THE WAVE HAS ALREADY BEGUN
Estimates vary widely on how much REIT buying the index changes will drive, but most are big. They range from about $10 billion to 10 times that.
“It’s a tsunami,” says Mike Underhill, portfolio manager at the RidgeWorth Capital Innovations Global Resources and Infrastructure fund, which owns several REITs. And he says the buying has already started.
He’s recently noticed prices doing better than he’d typically expect for REITs that operate in areas where renters are falling behind on rents. He attributes that to mutual funds buying REITs in advance of the index shift.
ALREADY STRONG PERFORMANCE
The expected jump in demand could help keep REIT prices high, even after their strong performance both this year and since the stock market bottomed in March 2009. An index of REITs by MSCI has returned a cumulative 434 percent since March 9, 2009, versus 265 percent for the S&P 500.
Investors have been buying REITs in part because they offer relatively big dividends. Bond yields are low, so investors have gone searching elsewhere for yield. And REITs can avoid taxes if they pass on 90 percent of their profit to shareholders as dividends.
That’s drawn investors to REITs like Simon Property Group, which owns shopping malls around the country, or Public Storage, which runs self-storage units.
The jump for REITs mean they make up about 3 percent of the S&P 500 index now, up from 0.1 percent in 2003, according to Goldman Sachs. When it becomes the 11th sector, real estate will be roughly the same size as the utilities, raw materials and telecom services sectors. The largest component in the S&P 500 is technology, which makes up 21 percent of the index.
WORRIES AND CONSEQUENCES
All the demand for REITs in recent years, though, means their prices have climbed not only on an absolute level but also relative to how much cash their businesses are producing. The jumps have been big enough that some investors call REITs overly expensive, while others say they’re fairly valued. Most fund managers agree that REITs are no longer cheap.

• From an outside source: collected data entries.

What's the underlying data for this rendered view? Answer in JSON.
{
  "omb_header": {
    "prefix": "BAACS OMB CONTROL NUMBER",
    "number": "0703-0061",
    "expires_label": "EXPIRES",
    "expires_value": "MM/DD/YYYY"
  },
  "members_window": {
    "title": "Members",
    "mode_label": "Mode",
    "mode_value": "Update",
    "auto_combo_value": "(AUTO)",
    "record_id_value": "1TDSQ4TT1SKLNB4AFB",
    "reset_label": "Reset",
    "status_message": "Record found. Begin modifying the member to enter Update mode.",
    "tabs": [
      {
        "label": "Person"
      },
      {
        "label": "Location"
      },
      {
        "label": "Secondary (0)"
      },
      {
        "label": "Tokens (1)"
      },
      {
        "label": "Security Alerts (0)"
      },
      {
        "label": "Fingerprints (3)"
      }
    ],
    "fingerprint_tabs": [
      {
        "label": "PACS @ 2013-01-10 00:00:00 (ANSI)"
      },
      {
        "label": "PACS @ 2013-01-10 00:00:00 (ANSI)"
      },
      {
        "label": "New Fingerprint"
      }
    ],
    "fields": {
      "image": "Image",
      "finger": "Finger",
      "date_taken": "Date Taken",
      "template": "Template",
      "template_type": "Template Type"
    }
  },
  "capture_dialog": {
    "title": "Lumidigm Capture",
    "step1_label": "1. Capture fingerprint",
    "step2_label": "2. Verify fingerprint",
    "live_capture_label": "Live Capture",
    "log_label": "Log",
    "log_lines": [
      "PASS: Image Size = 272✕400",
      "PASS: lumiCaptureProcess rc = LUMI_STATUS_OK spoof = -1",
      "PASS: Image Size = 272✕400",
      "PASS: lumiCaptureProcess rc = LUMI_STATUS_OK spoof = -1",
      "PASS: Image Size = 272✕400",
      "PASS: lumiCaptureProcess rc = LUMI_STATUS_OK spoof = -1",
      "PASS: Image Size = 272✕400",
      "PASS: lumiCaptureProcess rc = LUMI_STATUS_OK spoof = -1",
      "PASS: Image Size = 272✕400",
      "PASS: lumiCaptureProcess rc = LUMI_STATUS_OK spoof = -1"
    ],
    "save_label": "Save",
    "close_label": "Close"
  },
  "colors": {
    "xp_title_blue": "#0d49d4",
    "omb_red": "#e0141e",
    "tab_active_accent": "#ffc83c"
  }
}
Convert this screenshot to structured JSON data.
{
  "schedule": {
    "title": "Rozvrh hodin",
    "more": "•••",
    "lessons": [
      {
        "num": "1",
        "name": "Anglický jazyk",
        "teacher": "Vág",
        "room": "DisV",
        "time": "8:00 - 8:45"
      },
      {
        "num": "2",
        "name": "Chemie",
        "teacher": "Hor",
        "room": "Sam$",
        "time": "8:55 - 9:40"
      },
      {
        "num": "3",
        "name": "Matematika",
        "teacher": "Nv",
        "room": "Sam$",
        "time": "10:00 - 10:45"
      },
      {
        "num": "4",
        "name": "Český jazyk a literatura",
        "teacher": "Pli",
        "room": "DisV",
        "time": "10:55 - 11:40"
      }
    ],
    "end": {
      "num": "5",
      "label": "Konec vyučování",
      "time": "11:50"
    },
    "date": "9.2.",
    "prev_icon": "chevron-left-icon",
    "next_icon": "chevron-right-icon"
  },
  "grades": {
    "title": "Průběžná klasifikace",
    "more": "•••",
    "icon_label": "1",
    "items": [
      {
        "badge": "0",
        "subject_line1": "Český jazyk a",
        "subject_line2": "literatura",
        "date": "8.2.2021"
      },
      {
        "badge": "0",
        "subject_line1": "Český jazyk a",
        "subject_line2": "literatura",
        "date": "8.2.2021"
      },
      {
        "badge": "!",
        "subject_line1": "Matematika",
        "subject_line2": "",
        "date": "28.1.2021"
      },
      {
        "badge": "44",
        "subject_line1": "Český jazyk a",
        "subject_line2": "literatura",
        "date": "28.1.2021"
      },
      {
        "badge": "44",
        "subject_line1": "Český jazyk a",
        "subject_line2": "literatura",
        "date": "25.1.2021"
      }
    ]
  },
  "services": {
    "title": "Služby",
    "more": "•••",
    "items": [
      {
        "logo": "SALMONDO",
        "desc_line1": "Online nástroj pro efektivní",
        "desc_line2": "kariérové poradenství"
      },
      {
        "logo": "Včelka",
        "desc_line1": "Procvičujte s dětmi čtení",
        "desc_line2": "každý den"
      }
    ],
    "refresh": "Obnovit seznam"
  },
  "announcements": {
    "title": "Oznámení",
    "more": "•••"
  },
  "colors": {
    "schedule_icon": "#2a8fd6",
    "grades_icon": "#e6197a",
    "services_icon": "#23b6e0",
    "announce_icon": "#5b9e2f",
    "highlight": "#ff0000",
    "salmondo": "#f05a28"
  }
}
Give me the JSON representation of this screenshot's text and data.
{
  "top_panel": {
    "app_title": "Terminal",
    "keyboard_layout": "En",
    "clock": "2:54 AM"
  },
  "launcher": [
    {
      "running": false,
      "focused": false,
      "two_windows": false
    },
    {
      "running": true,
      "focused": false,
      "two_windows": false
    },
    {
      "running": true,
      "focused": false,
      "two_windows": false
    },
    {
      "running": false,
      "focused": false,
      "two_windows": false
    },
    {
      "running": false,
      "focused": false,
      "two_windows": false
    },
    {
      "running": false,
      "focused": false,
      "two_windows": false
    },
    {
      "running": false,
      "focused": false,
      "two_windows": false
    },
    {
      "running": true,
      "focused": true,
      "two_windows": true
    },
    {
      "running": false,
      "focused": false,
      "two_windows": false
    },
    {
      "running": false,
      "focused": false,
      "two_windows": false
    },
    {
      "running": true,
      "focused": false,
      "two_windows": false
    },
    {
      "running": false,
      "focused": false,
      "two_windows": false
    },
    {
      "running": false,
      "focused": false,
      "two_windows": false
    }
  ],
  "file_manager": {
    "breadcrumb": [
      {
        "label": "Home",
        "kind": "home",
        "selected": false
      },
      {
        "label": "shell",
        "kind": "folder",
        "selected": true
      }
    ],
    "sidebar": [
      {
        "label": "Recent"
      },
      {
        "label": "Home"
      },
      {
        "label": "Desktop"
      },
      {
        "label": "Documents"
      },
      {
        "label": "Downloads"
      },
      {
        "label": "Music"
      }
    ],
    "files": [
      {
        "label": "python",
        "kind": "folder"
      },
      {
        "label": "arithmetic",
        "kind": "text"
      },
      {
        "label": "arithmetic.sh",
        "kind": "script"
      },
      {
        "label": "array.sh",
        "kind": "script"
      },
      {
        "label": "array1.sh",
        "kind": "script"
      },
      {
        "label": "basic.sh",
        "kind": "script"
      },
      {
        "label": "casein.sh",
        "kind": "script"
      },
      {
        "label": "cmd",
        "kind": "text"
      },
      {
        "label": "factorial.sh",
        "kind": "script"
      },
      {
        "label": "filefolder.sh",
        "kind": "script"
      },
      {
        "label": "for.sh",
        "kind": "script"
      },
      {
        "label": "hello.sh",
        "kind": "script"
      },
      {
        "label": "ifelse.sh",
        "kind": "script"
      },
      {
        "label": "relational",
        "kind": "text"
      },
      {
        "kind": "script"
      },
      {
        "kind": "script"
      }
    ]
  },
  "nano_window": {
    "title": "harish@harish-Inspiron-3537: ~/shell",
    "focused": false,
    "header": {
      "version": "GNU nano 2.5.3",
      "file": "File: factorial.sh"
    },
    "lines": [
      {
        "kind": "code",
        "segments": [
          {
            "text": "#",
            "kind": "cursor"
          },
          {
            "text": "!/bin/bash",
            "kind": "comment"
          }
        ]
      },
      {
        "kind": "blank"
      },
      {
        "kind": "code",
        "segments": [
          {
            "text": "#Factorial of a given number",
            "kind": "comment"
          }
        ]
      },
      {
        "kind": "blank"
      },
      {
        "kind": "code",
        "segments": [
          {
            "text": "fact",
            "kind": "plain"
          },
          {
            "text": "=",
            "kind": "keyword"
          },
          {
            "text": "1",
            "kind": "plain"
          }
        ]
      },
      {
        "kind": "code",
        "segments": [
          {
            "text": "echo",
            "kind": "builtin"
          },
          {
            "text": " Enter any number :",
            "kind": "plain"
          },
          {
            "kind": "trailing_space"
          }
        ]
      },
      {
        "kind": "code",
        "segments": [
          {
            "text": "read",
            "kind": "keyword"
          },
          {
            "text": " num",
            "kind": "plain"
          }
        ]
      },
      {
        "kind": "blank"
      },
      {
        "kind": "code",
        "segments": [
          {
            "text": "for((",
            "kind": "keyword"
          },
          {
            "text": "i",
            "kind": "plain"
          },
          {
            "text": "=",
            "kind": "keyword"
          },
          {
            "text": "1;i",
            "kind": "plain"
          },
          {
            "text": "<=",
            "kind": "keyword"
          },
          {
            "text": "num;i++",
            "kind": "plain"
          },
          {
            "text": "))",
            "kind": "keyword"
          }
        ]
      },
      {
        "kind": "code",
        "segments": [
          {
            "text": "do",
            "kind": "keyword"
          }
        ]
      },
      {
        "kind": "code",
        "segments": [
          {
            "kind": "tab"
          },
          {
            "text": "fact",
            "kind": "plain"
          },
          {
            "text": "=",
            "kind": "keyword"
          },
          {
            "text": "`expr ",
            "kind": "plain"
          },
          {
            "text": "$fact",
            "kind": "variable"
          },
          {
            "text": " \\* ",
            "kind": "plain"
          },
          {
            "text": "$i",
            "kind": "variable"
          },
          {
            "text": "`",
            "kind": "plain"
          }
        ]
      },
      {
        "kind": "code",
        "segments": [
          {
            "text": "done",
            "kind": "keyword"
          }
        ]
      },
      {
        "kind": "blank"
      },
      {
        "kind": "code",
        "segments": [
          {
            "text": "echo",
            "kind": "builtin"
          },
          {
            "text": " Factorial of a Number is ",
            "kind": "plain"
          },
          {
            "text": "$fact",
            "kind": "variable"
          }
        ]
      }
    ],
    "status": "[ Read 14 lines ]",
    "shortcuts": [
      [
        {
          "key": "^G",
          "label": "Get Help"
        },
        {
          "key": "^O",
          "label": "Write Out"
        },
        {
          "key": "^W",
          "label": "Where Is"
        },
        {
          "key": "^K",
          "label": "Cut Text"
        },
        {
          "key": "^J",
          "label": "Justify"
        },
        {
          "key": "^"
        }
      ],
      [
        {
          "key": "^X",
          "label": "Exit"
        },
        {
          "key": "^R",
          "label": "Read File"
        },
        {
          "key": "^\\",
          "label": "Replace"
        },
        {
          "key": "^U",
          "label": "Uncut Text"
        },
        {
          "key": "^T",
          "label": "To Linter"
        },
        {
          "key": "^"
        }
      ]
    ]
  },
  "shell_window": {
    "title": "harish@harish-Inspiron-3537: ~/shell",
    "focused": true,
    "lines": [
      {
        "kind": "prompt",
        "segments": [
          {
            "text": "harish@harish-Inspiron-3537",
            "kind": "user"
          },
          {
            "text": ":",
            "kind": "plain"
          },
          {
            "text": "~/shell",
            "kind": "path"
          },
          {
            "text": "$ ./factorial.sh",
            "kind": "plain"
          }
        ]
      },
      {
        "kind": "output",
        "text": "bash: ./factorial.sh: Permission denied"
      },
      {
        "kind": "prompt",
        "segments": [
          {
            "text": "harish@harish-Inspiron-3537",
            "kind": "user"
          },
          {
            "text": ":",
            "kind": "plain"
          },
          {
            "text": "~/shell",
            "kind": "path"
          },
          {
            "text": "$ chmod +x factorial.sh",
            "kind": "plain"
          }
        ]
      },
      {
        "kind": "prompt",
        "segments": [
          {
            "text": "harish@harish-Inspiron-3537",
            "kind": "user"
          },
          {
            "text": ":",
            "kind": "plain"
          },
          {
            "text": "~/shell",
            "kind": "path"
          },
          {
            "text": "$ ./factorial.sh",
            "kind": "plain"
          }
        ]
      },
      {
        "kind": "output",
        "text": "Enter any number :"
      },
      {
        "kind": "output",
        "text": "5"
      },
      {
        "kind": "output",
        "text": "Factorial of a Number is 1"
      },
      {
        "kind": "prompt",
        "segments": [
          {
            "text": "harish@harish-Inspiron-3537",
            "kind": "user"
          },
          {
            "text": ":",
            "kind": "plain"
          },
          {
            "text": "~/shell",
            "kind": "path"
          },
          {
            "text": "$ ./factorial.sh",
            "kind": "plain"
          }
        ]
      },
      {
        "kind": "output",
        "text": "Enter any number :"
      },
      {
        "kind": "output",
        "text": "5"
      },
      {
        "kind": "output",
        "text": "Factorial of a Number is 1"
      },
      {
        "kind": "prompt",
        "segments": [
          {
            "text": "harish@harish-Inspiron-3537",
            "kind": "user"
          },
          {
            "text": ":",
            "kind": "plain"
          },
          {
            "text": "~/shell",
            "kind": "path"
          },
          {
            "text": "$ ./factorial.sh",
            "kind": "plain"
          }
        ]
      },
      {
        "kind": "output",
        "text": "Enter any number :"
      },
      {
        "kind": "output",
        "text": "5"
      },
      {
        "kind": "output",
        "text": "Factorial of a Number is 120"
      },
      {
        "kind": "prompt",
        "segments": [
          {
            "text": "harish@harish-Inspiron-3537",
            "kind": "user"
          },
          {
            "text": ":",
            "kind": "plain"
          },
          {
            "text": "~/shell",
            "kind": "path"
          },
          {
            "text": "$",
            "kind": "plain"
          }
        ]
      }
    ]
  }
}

The index changes could have particularly big impacts on investors with funds that focus on just financial stocks, which control a total of about $39 billion in assets.
The largest such exchange-traded fund, the Financial Select Sector SPDR fund, has already laid out its plans. It will pay out a special dividend to investors in September, one made up entirely of shares of an ETF created in October that focuses exclusively on REITs.
But the index shifts will likely reverberate across the market. S&P Dow Jones Indices and MSCI say they’re upgrading real estate to stand-alone “sector” status because they want to acknowledge its importance to the global economy. That may push lay investors to give the sector a closer look.